My biggest problem with making local friends is that they don't actually want to be friends at all, they just want to suck English out of you in return for maybe a home cooked meal or some such thing. For me, this is a fine arrangement, as long as both parties have agreed to it. I had no prior notice that I was going to be a classroom prop, and I was annoyed. You see how this is?

Anyway, I said nothing and just went with it, rolling my eyes on the inside. Sky did pay for my bus fare and put me up in her cousin's hotel for the night after all. The kids were cute and took me to the market, where I showed them the names of things they didn't know like broccoli, tofu, crabs, eels and sugar cane.

It was really extra strange (and this is where I caught on to her little scheme) when they said

"How come you're not buying anything? The last teacher bought so many clothes!"

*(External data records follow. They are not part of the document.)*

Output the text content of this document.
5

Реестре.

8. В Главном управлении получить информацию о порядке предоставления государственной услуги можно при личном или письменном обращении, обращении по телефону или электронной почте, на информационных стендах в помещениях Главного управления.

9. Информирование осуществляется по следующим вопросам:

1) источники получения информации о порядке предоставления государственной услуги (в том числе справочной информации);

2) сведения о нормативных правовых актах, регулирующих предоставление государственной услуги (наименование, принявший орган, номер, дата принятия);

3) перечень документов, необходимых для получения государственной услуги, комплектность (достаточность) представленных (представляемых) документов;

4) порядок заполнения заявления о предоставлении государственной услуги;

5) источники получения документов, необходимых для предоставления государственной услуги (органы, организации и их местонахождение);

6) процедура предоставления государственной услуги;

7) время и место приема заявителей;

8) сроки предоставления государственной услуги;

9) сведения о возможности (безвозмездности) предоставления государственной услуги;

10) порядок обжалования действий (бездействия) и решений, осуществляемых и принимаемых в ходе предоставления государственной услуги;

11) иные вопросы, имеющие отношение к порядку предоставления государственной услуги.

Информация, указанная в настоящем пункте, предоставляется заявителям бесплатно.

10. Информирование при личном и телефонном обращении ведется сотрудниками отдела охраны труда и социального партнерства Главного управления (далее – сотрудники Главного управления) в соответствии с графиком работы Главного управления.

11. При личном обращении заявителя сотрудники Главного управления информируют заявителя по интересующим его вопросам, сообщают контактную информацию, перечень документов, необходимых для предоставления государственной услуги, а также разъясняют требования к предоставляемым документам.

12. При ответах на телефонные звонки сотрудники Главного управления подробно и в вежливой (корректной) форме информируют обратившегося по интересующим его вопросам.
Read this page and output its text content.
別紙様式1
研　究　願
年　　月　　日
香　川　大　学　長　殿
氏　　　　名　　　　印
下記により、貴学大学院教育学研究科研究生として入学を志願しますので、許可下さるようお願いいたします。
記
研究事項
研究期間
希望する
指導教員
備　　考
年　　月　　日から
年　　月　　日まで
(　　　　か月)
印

….Oh really… "Why? When was that?"…

"Last weekend."

Mmmhmmm.

I get it. Again, I say to you, I do not mind being a prop for your English school, just for the love of God, tell me I am and don't pretend you are doing me a huge favour. /end rant.

Once I figured out the actual plan, it was a good trade for me, but until then, I was irritated and cranky about it.

When we got back, Sky started asking me more grammar questions, so I told her I needed a nap and shower, getting myself out of tutor duty again.

After my nap, Sky and her husband cooked an amazing meal and some more kids came over to ask me more questions. Like I said, before, I am very open to these kinds of exchanges, but I was simply not mentally prepared this time. I thought this was going to be a quiet girls' weekend hiking in the mountains and drinking tea. No matter, onwards and upwards.

The kids took me down to the river where we had some crazy sweet lemonade and a big plate of fruit. At about 10, we all went to bed so we could go hiking in the morning.

Before I could sleep though, Sky's cousin had to register my arrival with the local police. I forgot my passport because I thought I was staying at Sky's house. They marched me over there arm in arm, telling me "no problem" over and over again. The police seemed to think these two women were a little silly about the whole thing, but maybe I'm just projecting.

As expected in the morning, roosters woke me up at 3 a.m. Of course they did!

Some children then barged into my room while I was still sleeping and undressed. Oh Lord, why didn't I lock the door?

We went out hiking for 15 minutes and then it started to rain, so we went back.

At breakfast, Sky gave me so many rice noodles with pork that I thought I might explode. Then, there was more fruit after that. Some students came back and took pictures of me.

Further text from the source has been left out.